Я внимательно смотрела на нее. Черты ее лица словно пришли в движение — так она была воодушевлена. А меня душил гнев, я просто не могла видеть ее такой — сияющей, довольной. Ну как Мирием, как все бабы! Ведь то, что я любила в ней до сих пор, так это именно ее протест, ее несмирение, ее неизвестно чего жаждущую душу… А теперь она стала всего-навсего обычной счастливой женщиной. Она даже не казалась мне больше красивой. И я не хотела привыкать к ее новому лицу.

Что же ей от меня понадобилось? Ведь она стала теперь похожей на других, так быстро утолила себя, так быстро сдалась и теперь вот, не стесняясь говорить вслух о своем счастье, раскрылась перед всеми, как ядовитый цветок, бесстыдно распустивший свои лепестки…

Я бы еще допустила, если бы она мне сказала просто: «Не будем больше говорить обо всем этом! Я изменила свое решение».

Но она ко всему прочему еще и добавила:

— Али любит меня. Я знаю это. Я просто была идиоткой. Все, что мы с тобой затеяли, было бы напрасным. Я верю в его честность и преданность.

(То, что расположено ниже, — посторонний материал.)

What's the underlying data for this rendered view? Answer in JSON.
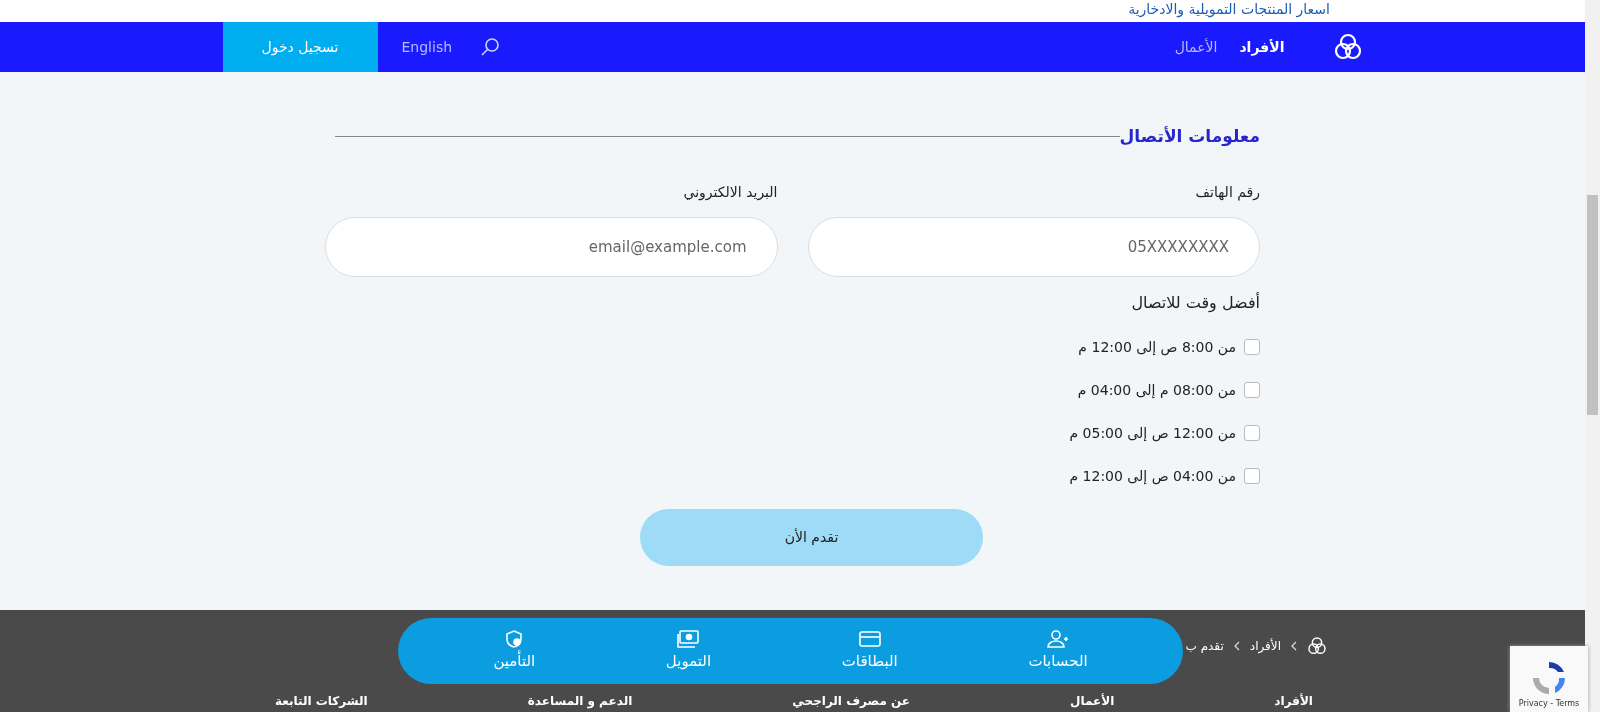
{
  "top_link": "اسعار المنتجات التمويلية والادخارية",
  "nav": {
    "items": [
      {
        "label": "الأفراد",
        "selected": true
      },
      {
        "label": "الأعمال",
        "selected": false
      }
    ],
    "language": "English",
    "login": "تسجيل دخول"
  },
  "section": {
    "title": "معلومات الأتصال",
    "fields": [
      {
        "label": "رقم الهاتف",
        "placeholder": "05XXXXXXXX"
      },
      {
        "label": "البريد الالكتروني",
        "placeholder": "email@example.com"
      }
    ],
    "time_title": "أفضل وقت للاتصال",
    "times": [
      {
        "label": "من 8:00 ص إلى 12:00 م",
        "checked": false
      },
      {
        "label": "من 08:00 م إلى 04:00 م",
        "checked": false
      },
      {
        "label": "من 12:00 ص إلى 05:00 م",
        "checked": false
      },
      {
        "label": "من 04:00 ص إلى 12:00 م",
        "checked": false
      }
    ],
    "submit": "تقدم الأن"
  },
  "breadcrumb": [
    "الأفراد",
    "تقدم ب"
  ],
  "bottom_nav": [
    {
      "kind": "accounts",
      "label": "الحسابات"
    },
    {
      "kind": "cards",
      "label": "البطاقات"
    },
    {
      "kind": "finance",
      "label": "التمويل"
    },
    {
      "kind": "insurance",
      "label": "التأمين"
    }
  ],
  "footer_columns": [
    "الأفراد",
    "الأعمال",
    "عن مصرف الراجحي",
    "الدعم و المساعدة",
    "الشركات التابعة"
  ],
  "recaptcha": "Privacy - Terms"
}
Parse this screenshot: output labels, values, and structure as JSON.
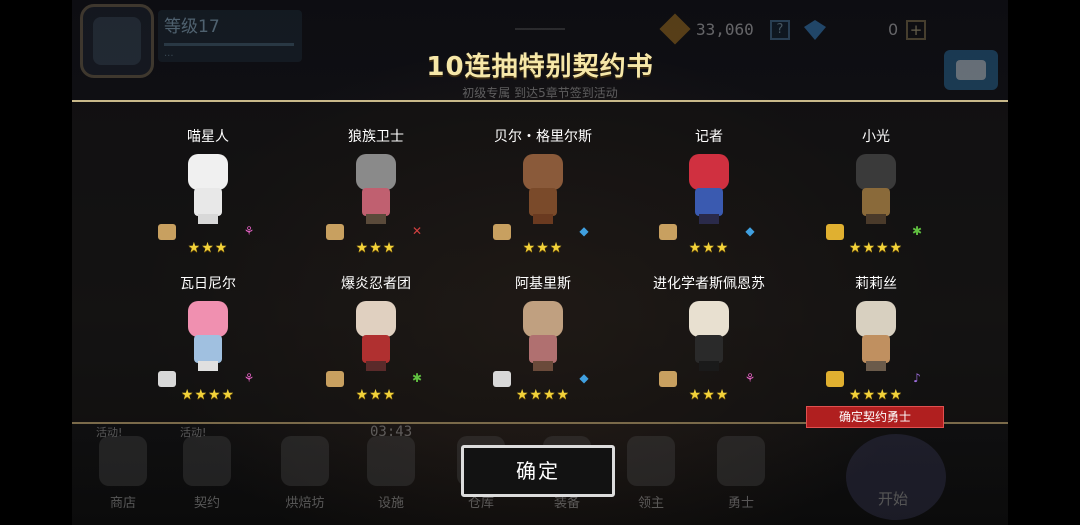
{
  "hud": {
    "level": "等级17",
    "level_sub": "...",
    "gold": "33,060",
    "gold_help": "?",
    "gems": "0",
    "gem_help": "?",
    "plus": "+"
  },
  "modal": {
    "title": "10连抽特别契约书",
    "subtitle": "初级专属  到达5章节签到活动",
    "confirm_hero_label": "确定契约勇士",
    "confirm_button": "确定"
  },
  "heroes": [
    {
      "name": "喵星人",
      "stars": "★★★",
      "rating": 3,
      "sprite": "cat-sprite",
      "class_icon": "mage-icon",
      "class_glyph": "⚘",
      "class_color": "#e060c0",
      "scroll_color": "#c8a060",
      "head": "#f0f0f0",
      "body": "#e8e8e8",
      "legs": "#d8d8d8"
    },
    {
      "name": "狼族卫士",
      "stars": "★★★",
      "rating": 3,
      "sprite": "wolf-guard-sprite",
      "class_icon": "sword-icon",
      "class_glyph": "✕",
      "class_color": "#d04040",
      "scroll_color": "#c8a060",
      "head": "#8a8a8a",
      "body": "#c06070",
      "legs": "#5a4a3a"
    },
    {
      "name": "贝尔・格里尔斯",
      "stars": "★★★",
      "rating": 3,
      "sprite": "bear-sprite",
      "class_icon": "shield-icon",
      "class_glyph": "◆",
      "class_color": "#40a0e0",
      "scroll_color": "#c8a060",
      "head": "#8a5a3a",
      "body": "#7a4a2a",
      "legs": "#6a3a20"
    },
    {
      "name": "记者",
      "stars": "★★★",
      "rating": 3,
      "sprite": "reporter-sprite",
      "class_icon": "shield-icon",
      "class_glyph": "◆",
      "class_color": "#40a0e0",
      "scroll_color": "#c8a060",
      "head": "#d03040",
      "body": "#3a5ab0",
      "legs": "#2a2a4a"
    },
    {
      "name": "小光",
      "stars": "★★★★",
      "rating": 4,
      "sprite": "xiaoguang-sprite",
      "class_icon": "support-icon",
      "class_glyph": "✱",
      "class_color": "#60c040",
      "scroll_color": "#e0b030",
      "head": "#3a3a3a",
      "body": "#8a6a3a",
      "legs": "#4a3a2a"
    },
    {
      "name": "瓦日尼尔",
      "stars": "★★★★",
      "rating": 4,
      "sprite": "varinir-sprite",
      "class_icon": "mage-icon",
      "class_glyph": "⚘",
      "class_color": "#e060c0",
      "scroll_color": "#d8d8d8",
      "head": "#f090b0",
      "body": "#a0c0e0",
      "legs": "#e0e0e0"
    },
    {
      "name": "爆炎忍者团",
      "stars": "★★★",
      "rating": 3,
      "sprite": "ninja-sprite",
      "class_icon": "support-icon",
      "class_glyph": "✱",
      "class_color": "#60c040",
      "scroll_color": "#c8a060",
      "head": "#e0d0c0",
      "body": "#b03030",
      "legs": "#5a2a2a"
    },
    {
      "name": "阿基里斯",
      "stars": "★★★★",
      "rating": 4,
      "sprite": "achilles-sprite",
      "class_icon": "shield-icon",
      "class_glyph": "◆",
      "class_color": "#40a0e0",
      "scroll_color": "#d8d8d8",
      "head": "#c0a080",
      "body": "#b07070",
      "legs": "#6a4a3a"
    },
    {
      "name": "进化学者斯佩恩苏",
      "stars": "★★★",
      "rating": 3,
      "sprite": "scholar-sprite",
      "class_icon": "mage-icon",
      "class_glyph": "⚘",
      "class_color": "#e060c0",
      "scroll_color": "#c8a060",
      "head": "#e8e0d0",
      "body": "#2a2a2a",
      "legs": "#1a1a1a"
    },
    {
      "name": "莉莉丝",
      "stars": "★★★★",
      "rating": 4,
      "sprite": "lilith-sprite",
      "class_icon": "wand-icon",
      "class_glyph": "♪",
      "class_color": "#a070e0",
      "scroll_color": "#e0b030",
      "head": "#d8d0c0",
      "body": "#c09060",
      "legs": "#6a5a4a"
    }
  ],
  "bottom_nav": {
    "timer": "03:43",
    "items": [
      {
        "label": "商店",
        "badge": "活动!"
      },
      {
        "label": "契约",
        "badge": "活动!"
      },
      {
        "label": "烘焙坊",
        "badge": ""
      },
      {
        "label": "设施",
        "badge": ""
      },
      {
        "label": "仓库",
        "badge": ""
      },
      {
        "label": "装备",
        "badge": ""
      },
      {
        "label": "领主",
        "badge": ""
      },
      {
        "label": "勇士",
        "badge": ""
      }
    ],
    "start": "开始"
  }
}
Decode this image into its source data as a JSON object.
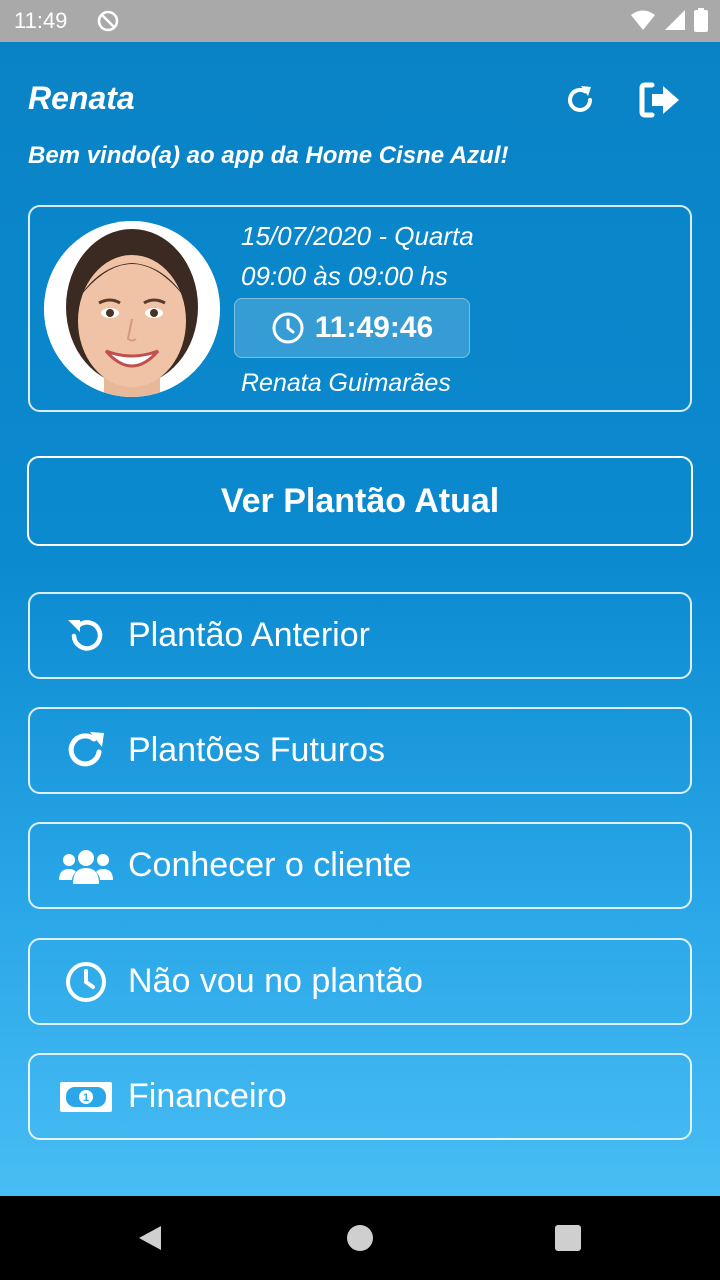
{
  "status_bar": {
    "time": "11:49"
  },
  "header": {
    "user_name": "Renata",
    "welcome": "Bem vindo(a) ao app da Home Cisne Azul!"
  },
  "shift_card": {
    "date": "15/07/2020 - Quarta",
    "hours": "09:00 às 09:00 hs",
    "clock": "11:49:46",
    "person": "Renata Guimarães"
  },
  "primary_button": {
    "label": "Ver Plantão Atual"
  },
  "menu": [
    {
      "label": "Plantão Anterior",
      "icon": "undo-icon"
    },
    {
      "label": "Plantões Futuros",
      "icon": "redo-icon"
    },
    {
      "label": "Conhecer o cliente",
      "icon": "users-icon"
    },
    {
      "label": "Não vou no plantão",
      "icon": "clock-icon"
    },
    {
      "label": "Financeiro",
      "icon": "money-icon"
    }
  ],
  "colors": {
    "app_top": "#0a83c6",
    "app_bottom": "#48bdf4",
    "status_bar": "#a9a9a9",
    "nav_bar": "#000000"
  }
}
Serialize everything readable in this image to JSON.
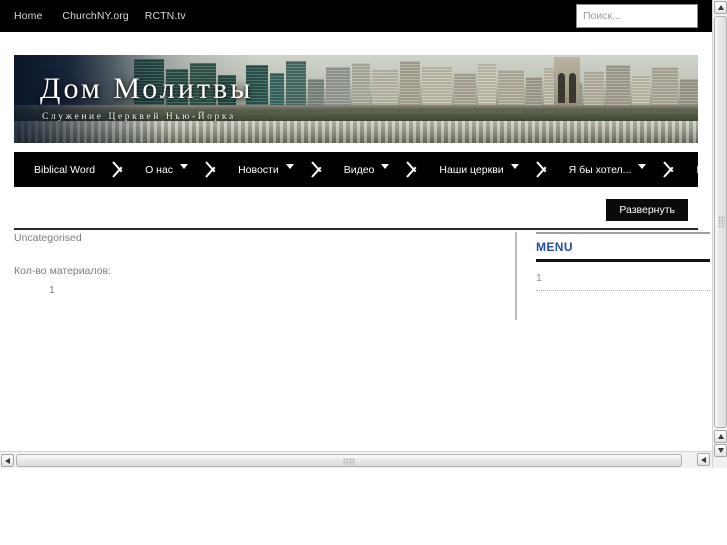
{
  "topbar": {
    "links": [
      {
        "label": "Home",
        "name": "top-link-home"
      },
      {
        "label": "ChurchNY.org",
        "name": "top-link-churchny"
      },
      {
        "label": "RCTN.tv",
        "name": "top-link-rctntv"
      }
    ],
    "search": {
      "placeholder": "Поиск...",
      "value": ""
    },
    "background": "#000000"
  },
  "banner": {
    "title": "Дом Молитвы",
    "subtitle": "Служение Церквей Нью-Йорка",
    "image_alt": "new-york-skyline-brooklyn-bridge"
  },
  "mainnav": {
    "items": [
      {
        "label": "Biblical Word",
        "has_dropdown": false
      },
      {
        "label": "О нас",
        "has_dropdown": true
      },
      {
        "label": "Новости",
        "has_dropdown": true
      },
      {
        "label": "Видео",
        "has_dropdown": true
      },
      {
        "label": "Наши церкви",
        "has_dropdown": true
      },
      {
        "label": "Я бы хотел...",
        "has_dropdown": true
      },
      {
        "label": "Приглашаем к партнерству!",
        "has_dropdown": true
      }
    ],
    "background": "#000000"
  },
  "toolbar": {
    "expand_label": "Развернуть"
  },
  "content": {
    "category_title": "Uncategorised",
    "count_label": "Кол-во материалов:",
    "count_value": "1"
  },
  "sidebar": {
    "title": "MENU",
    "title_color": "#1f4fa8",
    "items": [
      {
        "label": "1"
      }
    ]
  }
}
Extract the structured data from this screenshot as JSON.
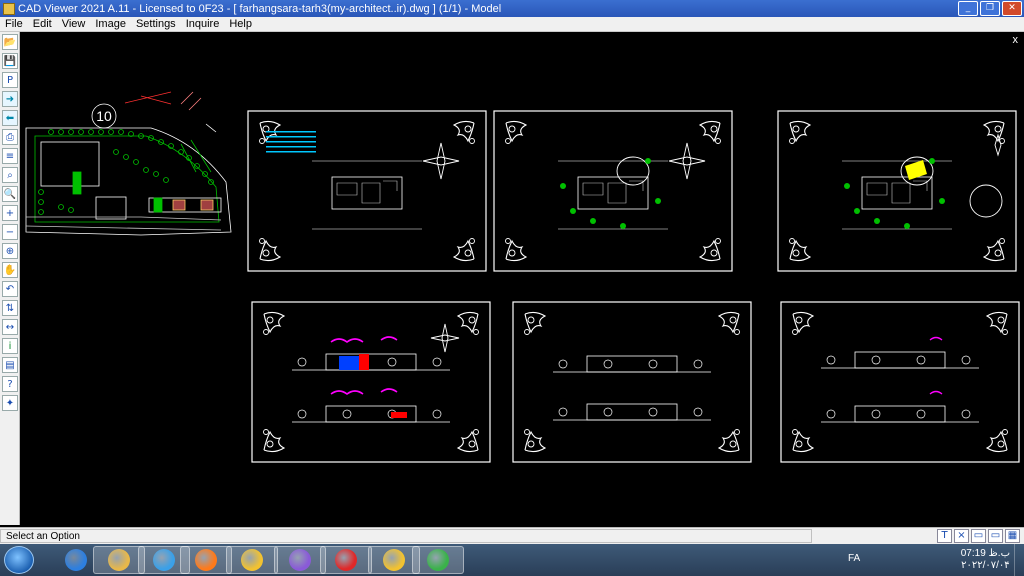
{
  "window": {
    "title": "CAD Viewer 2021 A.11 - Licensed to 0F23  -  [ farhangsara-tarh3(my-architect..ir).dwg ] (1/1)  -  Model",
    "minimize": "_",
    "restore": "❐",
    "close": "✕"
  },
  "menu": [
    "File",
    "Edit",
    "View",
    "Image",
    "Settings",
    "Inquire",
    "Help"
  ],
  "doc_close": "x",
  "toolbar": [
    {
      "icon": "open-folder-icon",
      "glyph": "📂"
    },
    {
      "icon": "save-icon",
      "glyph": "💾"
    },
    {
      "icon": "pdf-icon",
      "glyph": "P"
    },
    {
      "icon": "arrow-right-icon",
      "glyph": "➜"
    },
    {
      "icon": "arrow-left-icon",
      "glyph": "⬅"
    },
    {
      "icon": "print-icon",
      "glyph": "⎙"
    },
    {
      "icon": "layers-icon",
      "glyph": "≡"
    },
    {
      "icon": "binoculars-icon",
      "glyph": "⌕"
    },
    {
      "icon": "zoom-icon",
      "glyph": "🔍"
    },
    {
      "icon": "zoom-in-icon",
      "glyph": "+"
    },
    {
      "icon": "zoom-out-icon",
      "glyph": "−"
    },
    {
      "icon": "zoom-window-icon",
      "glyph": "⊕"
    },
    {
      "icon": "pan-icon",
      "glyph": "✋"
    },
    {
      "icon": "undo-icon",
      "glyph": "↶"
    },
    {
      "icon": "measure-icon",
      "glyph": "⇅"
    },
    {
      "icon": "measure-distance-icon",
      "glyph": "↔"
    },
    {
      "icon": "info-icon",
      "glyph": "i"
    },
    {
      "icon": "book-icon",
      "glyph": "▤"
    },
    {
      "icon": "help-icon",
      "glyph": "?"
    },
    {
      "icon": "plugin-icon",
      "glyph": "✦"
    }
  ],
  "canvas": {
    "label_10": "10"
  },
  "status": {
    "text": "Select an Option",
    "icons": [
      {
        "icon": "text-icon",
        "glyph": "T"
      },
      {
        "icon": "close-small-icon",
        "glyph": "×"
      },
      {
        "icon": "window-icon",
        "glyph": "▭"
      },
      {
        "icon": "window-icon",
        "glyph": "▭"
      },
      {
        "icon": "grid-icon",
        "glyph": "▦"
      }
    ]
  },
  "taskbar": {
    "apps": [
      "internet-explorer",
      "file-explorer",
      "media-player",
      "firefox",
      "chrome",
      "visual-studio",
      "opera",
      "chrome-user",
      "cad-viewer"
    ],
    "lang": "FA",
    "time": "07:19 ب.ظ",
    "date": "۲۰۲۲/۰۷/۰۴"
  },
  "colors": {
    "titlebar": "#2a56b8",
    "canvas": "#000000",
    "drawing": "#ffffff",
    "accent_green": "#00c000",
    "accent_magenta": "#ff00ff",
    "accent_red": "#ff0000",
    "accent_blue": "#0040ff",
    "accent_yellow": "#ffff00"
  }
}
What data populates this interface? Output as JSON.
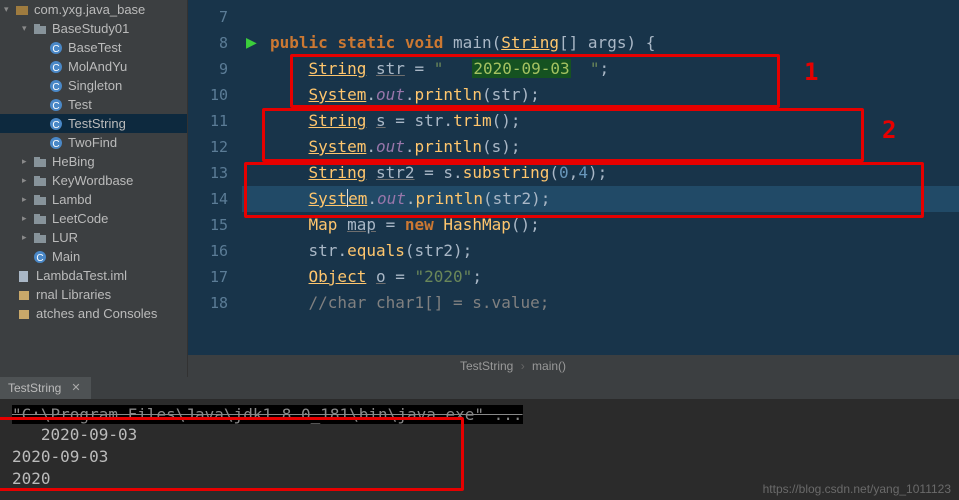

Я могла бы взорваться от ненависти, но я знала, что она говорит правду. Давно следовало закрыть глаза на все и уехать. Но Джедла предпочла поделиться со мной сокровенным, значит, хотела чего-то от меня?! Может быть, надеялась, что я протяну ей руку дружбы, что порадуюсь вместе с ней или что, может быть, скажу просто: «Я счастлива за тебя. Али сойдет с ума от радости! Вот увидишь, как ты заблуждалась на его счет!» А может быть, она самой себе не верила? Своему счастью? Уж столь шатким оно было!.. И я услышала, как говорю ей:

— В сущности, все это было абсурдно затевать. — Надо же, с какой легкостью я говорила ей — «все это»! — Ты была просто расстроена, угнетена тем, что не можешь иметь детей, страдала от одной этой мысли. Но ведь все сомнения твои теперь позади… Я поколебалась минуточку, а потом рассмеялась: — Вообрази, что я уже собиралась поверить в то, что ты была права! Ну да. Али ведь написал мне, чтобы я побольше уделяла тебе внимания, последила за твоим здоровьем. Его это так волновало. И он просил меня уверить его, что все в порядке. Но ты мне сумела внушить совсем другое, и я уже готова была усомниться в его намерениях. Да еще он попросил меня не рассказывать тебе об этом его письме! Он все говорил там о дружбе, и я подумала, не вынашивает ли он планов на мой счет и не пытается ли приблизить к себе таким вот образом?..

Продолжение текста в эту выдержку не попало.